The tree can grow in a variety of maritime conditions, its rootstock tolerating wet soils (including saltwater estuaries), poorly drained areas and heavy clay soils. It can be found in high-rainfall regions.

==Ecology==
It can be found growing along with red alder, bigleaf maple, willows, and cascara. Animals including grouse and bears eat the fruit.

==Uses==
The oblong fruit can be eaten, but has a sour flavor. The fruit can also be used for extraction of pectin, useful in helping make jams and jellies from other fruits, and is also made into jams and jellies itself. The bark can be used as an herbal medicine.
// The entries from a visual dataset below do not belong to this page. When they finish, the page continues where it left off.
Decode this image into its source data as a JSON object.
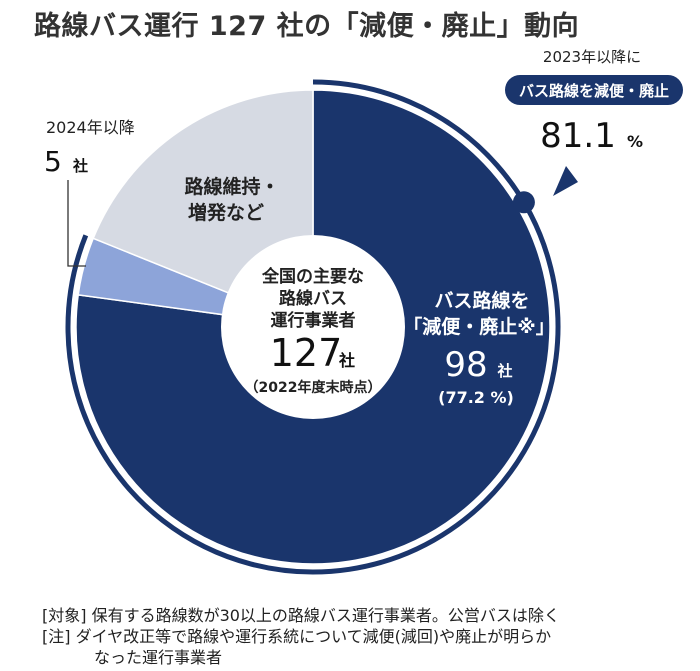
{
  "title": "路線バス運行 127 社の「減便・廃止」動向",
  "chart_data": {
    "type": "pie",
    "title": "路線バス運行 127 社の「減便・廃止」動向",
    "categories": [
      "バス路線を「減便・廃止※」",
      "2024年以降",
      "路線維持・増発など"
    ],
    "values": [
      98,
      5,
      24
    ],
    "total": 127,
    "percent_labels": {
      "reduced": "(77.2 %)"
    },
    "colors": {
      "reduced": "#1a356c",
      "y2024": "#8da4d9",
      "maintained": "#d6dae3",
      "outer_arc": "#1a356c"
    }
  },
  "center": {
    "line1": "全国の主要な",
    "line2": "路線バス",
    "line3": "運行事業者",
    "count": "127",
    "unit": "社",
    "date": "（2022年度末時点）"
  },
  "reduced_label": {
    "line1": "バス路線を",
    "line2": "「減便・廃止※」",
    "count": "98",
    "unit": "社",
    "percent": "(77.2 %)"
  },
  "maintained_label": {
    "line1": "路線維持・",
    "line2": "増発など"
  },
  "y2024_label": {
    "line1": "2024年以降",
    "count": "5",
    "unit": "社"
  },
  "callout": {
    "line1": "2023年以降に",
    "badge": "バス路線を減便・廃止",
    "value": "81.1",
    "unit": "%"
  },
  "notes": {
    "line1": "[対象]  保有する路線数が30以上の路線バス運行事業者。公営バスは除く",
    "line2": "[注]  ダイヤ改正等で路線や運行系統について減便(減回)や廃止が明らか",
    "line3": "なった運行事業者"
  }
}
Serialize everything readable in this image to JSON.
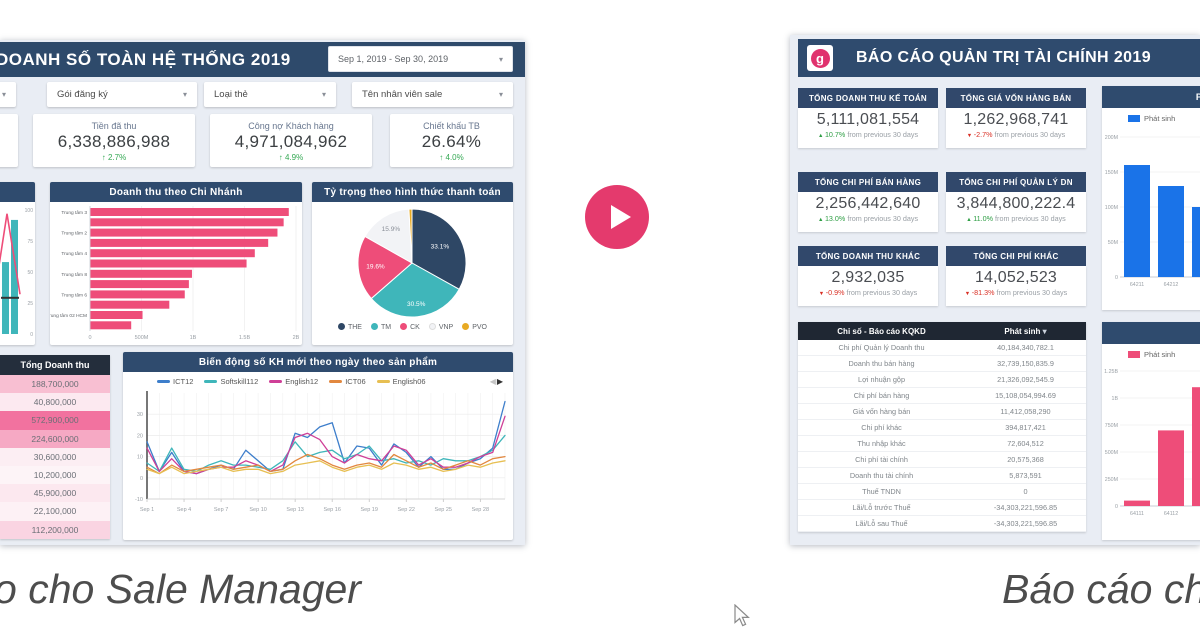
{
  "page": {
    "left_caption": "o cho Sale Manager",
    "right_caption": "Báo cáo cho",
    "accent_color": "#e43a6d"
  },
  "left_dashboard": {
    "title": "DOANH SỐ TOÀN HỆ THỐNG 2019",
    "date_range": "Sep 1, 2019 - Sep 30, 2019",
    "filters": [
      "Gói đăng ký",
      "Loại thẻ",
      "Tên nhân viên sale"
    ],
    "kpis": [
      {
        "label": "Tiền đã thu",
        "value": "6,338,886,988",
        "delta": "2.7%",
        "direction": "up"
      },
      {
        "label": "Công nợ Khách hàng",
        "value": "4,971,084,962",
        "delta": "4.9%",
        "direction": "up"
      },
      {
        "label": "Chiết khấu TB",
        "value": "26.64%",
        "delta": "4.0%",
        "direction": "up"
      }
    ],
    "delta_up_color": "#34a853",
    "delta_down_color": "#d93025",
    "revenue_table": {
      "header": "Tổng Doanh thu",
      "rows": [
        {
          "value": "188,700,000",
          "bg": "#f8bfd2"
        },
        {
          "value": "40,800,000",
          "bg": "#fce9f0"
        },
        {
          "value": "572,900,000",
          "bg": "#f2729f"
        },
        {
          "value": "224,600,000",
          "bg": "#f6a9c4"
        },
        {
          "value": "30,600,000",
          "bg": "#fceef3"
        },
        {
          "value": "10,200,000",
          "bg": "#fdf4f7"
        },
        {
          "value": "45,900,000",
          "bg": "#fce8ef"
        },
        {
          "value": "22,100,000",
          "bg": "#fdf1f5"
        },
        {
          "value": "112,200,000",
          "bg": "#fad4e2"
        }
      ]
    },
    "line_legend_arrows": "◀▶"
  },
  "right_dashboard": {
    "title": "BÁO CÁO QUẢN TRỊ TÀI CHÍNH 2019",
    "logo_letter": "g",
    "kpis": [
      {
        "label": "TỔNG DOANH THU KẾ TOÁN",
        "value": "5,111,081,554",
        "delta": "10.7%",
        "direction": "up",
        "suffix": "from previous 30 days"
      },
      {
        "label": "TỔNG GIÁ VỐN HÀNG BÁN",
        "value": "1,262,968,741",
        "delta": "-2.7%",
        "direction": "down",
        "suffix": "from previous 30 days"
      },
      {
        "label": "TỔNG CHI PHÍ BÁN HÀNG",
        "value": "2,256,442,640",
        "delta": "13.0%",
        "direction": "up",
        "suffix": "from previous 30 days"
      },
      {
        "label": "TỔNG CHI PHÍ QUẢN LÝ DN",
        "value": "3,844,800,222.4",
        "delta": "11.0%",
        "direction": "up",
        "suffix": "from previous 30 days"
      },
      {
        "label": "TỔNG DOANH THU KHÁC",
        "value": "2,932,035",
        "delta": "-0.9%",
        "direction": "down",
        "suffix": "from previous 30 days"
      },
      {
        "label": "TỔNG CHI PHÍ KHÁC",
        "value": "14,052,523",
        "delta": "-81.3%",
        "direction": "down",
        "suffix": "from previous 30 days"
      }
    ],
    "table": {
      "header_left": "Chỉ số - Báo cáo KQKD",
      "header_right": "Phát sinh",
      "rows": [
        {
          "label": "Chi phí Quản lý Doanh thu",
          "value": "40,184,340,782.1"
        },
        {
          "label": "Doanh thu bán hàng",
          "value": "32,739,150,835.9"
        },
        {
          "label": "Lợi nhuận gộp",
          "value": "21,326,092,545.9"
        },
        {
          "label": "Chi phí bán hàng",
          "value": "15,108,054,994.69"
        },
        {
          "label": "Giá vốn hàng bán",
          "value": "11,412,058,290"
        },
        {
          "label": "Chi phí khác",
          "value": "394,817,421"
        },
        {
          "label": "Thu nhập khác",
          "value": "72,604,512"
        },
        {
          "label": "Chi phí tài chính",
          "value": "20,575,368"
        },
        {
          "label": "Doanh thu tài chính",
          "value": "5,873,591"
        },
        {
          "label": "Thuế TNDN",
          "value": "0"
        },
        {
          "label": "Lãi/Lỗ trước Thuế",
          "value": "-34,303,221,596.85"
        },
        {
          "label": "Lãi/Lỗ sau Thuế",
          "value": "-34,303,221,596.85"
        }
      ]
    }
  },
  "chart_data": [
    {
      "id": "mini_combo",
      "type": "bar+line",
      "title": "",
      "note": "chart partially cut off at left edge of frame",
      "bar_color": "#3fb6ba",
      "line_color": "#ee4d79",
      "bar_values": [
        58,
        92
      ],
      "line_values": [
        8,
        97,
        32
      ],
      "marker_value": 30,
      "y_ticks": [
        100,
        75,
        50,
        25,
        0
      ],
      "ylim": [
        0,
        100
      ]
    },
    {
      "id": "branch_bars",
      "type": "bar",
      "orientation": "horizontal",
      "title": "Doanh thu theo Chi Nhánh",
      "color": "#ee4d79",
      "categories": [
        "Trung tâm 3",
        "",
        "Trung tâm 2",
        "",
        "Trung tâm 4",
        "",
        "Trung tâm 8",
        "",
        "Trung tâm 6",
        "",
        "Trung tâm 02 HCM",
        ""
      ],
      "values_billions": [
        1.93,
        1.88,
        1.82,
        1.73,
        1.6,
        1.52,
        0.99,
        0.96,
        0.92,
        0.77,
        0.51,
        0.4
      ],
      "x_ticks": [
        "0",
        "500M",
        "1B",
        "1.5B",
        "2B"
      ],
      "xlim_billions": [
        0,
        2
      ]
    },
    {
      "id": "payment_pie",
      "type": "pie",
      "title": "Tỷ trọng theo hình thức thanh toán",
      "labels": [
        "THE",
        "TM",
        "CK",
        "VNP",
        "PVO"
      ],
      "values_pct": [
        33.1,
        30.5,
        19.6,
        15.9,
        0.9
      ],
      "colors": [
        "#2e4765",
        "#3fb6ba",
        "#ee4d79",
        "#f2f3f6",
        "#e8aa23"
      ],
      "shown_labels": [
        "33.1%",
        "30.5%",
        "19.6%",
        "15.9%",
        ""
      ]
    },
    {
      "id": "daily_lines",
      "type": "line",
      "title": "Biến động số KH mới theo ngày theo sản phẩm",
      "x_ticks": [
        "Sep 1",
        "Sep 4",
        "Sep 7",
        "Sep 10",
        "Sep 13",
        "Sep 16",
        "Sep 19",
        "Sep 22",
        "Sep 25",
        "Sep 28"
      ],
      "y_ticks": [
        30,
        20,
        10,
        0,
        -10
      ],
      "ylim": [
        -10,
        40
      ],
      "series": [
        {
          "name": "ICT12",
          "color": "#3d7ecb",
          "values": [
            17,
            3,
            12,
            3,
            2,
            4,
            6,
            4,
            13,
            8,
            3,
            4,
            21,
            19,
            24,
            26,
            7,
            15,
            14,
            6,
            16,
            12,
            5,
            10,
            4,
            4,
            7,
            9,
            14,
            36
          ]
        },
        {
          "name": "Softskill112",
          "color": "#3fb6ba",
          "values": [
            7,
            3,
            14,
            4,
            3,
            6,
            8,
            6,
            6,
            5,
            4,
            8,
            17,
            10,
            12,
            13,
            9,
            11,
            15,
            8,
            9,
            7,
            8,
            6,
            9,
            8,
            8,
            10,
            13,
            20
          ]
        },
        {
          "name": "English12",
          "color": "#cf3f97",
          "values": [
            14,
            3,
            9,
            3,
            2,
            4,
            5,
            5,
            8,
            6,
            3,
            6,
            19,
            21,
            18,
            10,
            7,
            11,
            9,
            8,
            15,
            13,
            6,
            9,
            5,
            5,
            7,
            10,
            12,
            29
          ]
        },
        {
          "name": "ICT06",
          "color": "#e2883f",
          "values": [
            5,
            2,
            6,
            3,
            4,
            5,
            6,
            4,
            5,
            6,
            3,
            4,
            8,
            11,
            9,
            6,
            4,
            6,
            7,
            5,
            11,
            8,
            5,
            7,
            4,
            6,
            8,
            6,
            9,
            10
          ]
        },
        {
          "name": "English06",
          "color": "#e7bf52",
          "values": [
            4,
            2,
            5,
            2,
            3,
            4,
            5,
            3,
            4,
            4,
            2,
            3,
            6,
            7,
            8,
            5,
            3,
            5,
            6,
            4,
            7,
            6,
            4,
            5,
            3,
            4,
            6,
            5,
            7,
            8
          ]
        }
      ]
    },
    {
      "id": "cost_642",
      "type": "bar",
      "title_partial": "PH",
      "legend": "Phát sinh",
      "color": "#1a73e8",
      "categories": [
        "64211",
        "64212",
        ""
      ],
      "values_millions": [
        160,
        130,
        100
      ],
      "y_ticks": [
        "200M",
        "150M",
        "100M",
        "50M",
        "0"
      ],
      "ylim_millions": [
        0,
        200
      ]
    },
    {
      "id": "cost_641",
      "type": "bar",
      "title_partial": "",
      "legend": "Phát sinh",
      "color": "#ee4d79",
      "categories": [
        "64111",
        "64112",
        ""
      ],
      "values_millions": [
        50,
        700,
        1100
      ],
      "y_ticks": [
        "1.25B",
        "1B",
        "750M",
        "500M",
        "250M",
        "0"
      ],
      "ylim_millions": [
        0,
        1250
      ]
    }
  ]
}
It is also grown in parks and gardens as an ornamental plant.

Pacific crabapple fruits were prized by indigenous peoples of the Pacific Northwest as a food source, and were gathered all along the coast. As a traditional medicinal plant, infusions of the bark and/or fruit were used, including for stomach disorders, skin and eye infections, and as an analgesic.

The tree was also valued for its tough, resilient wood, used for making implements, and for its bark, used for a wide range of medicinal purposes.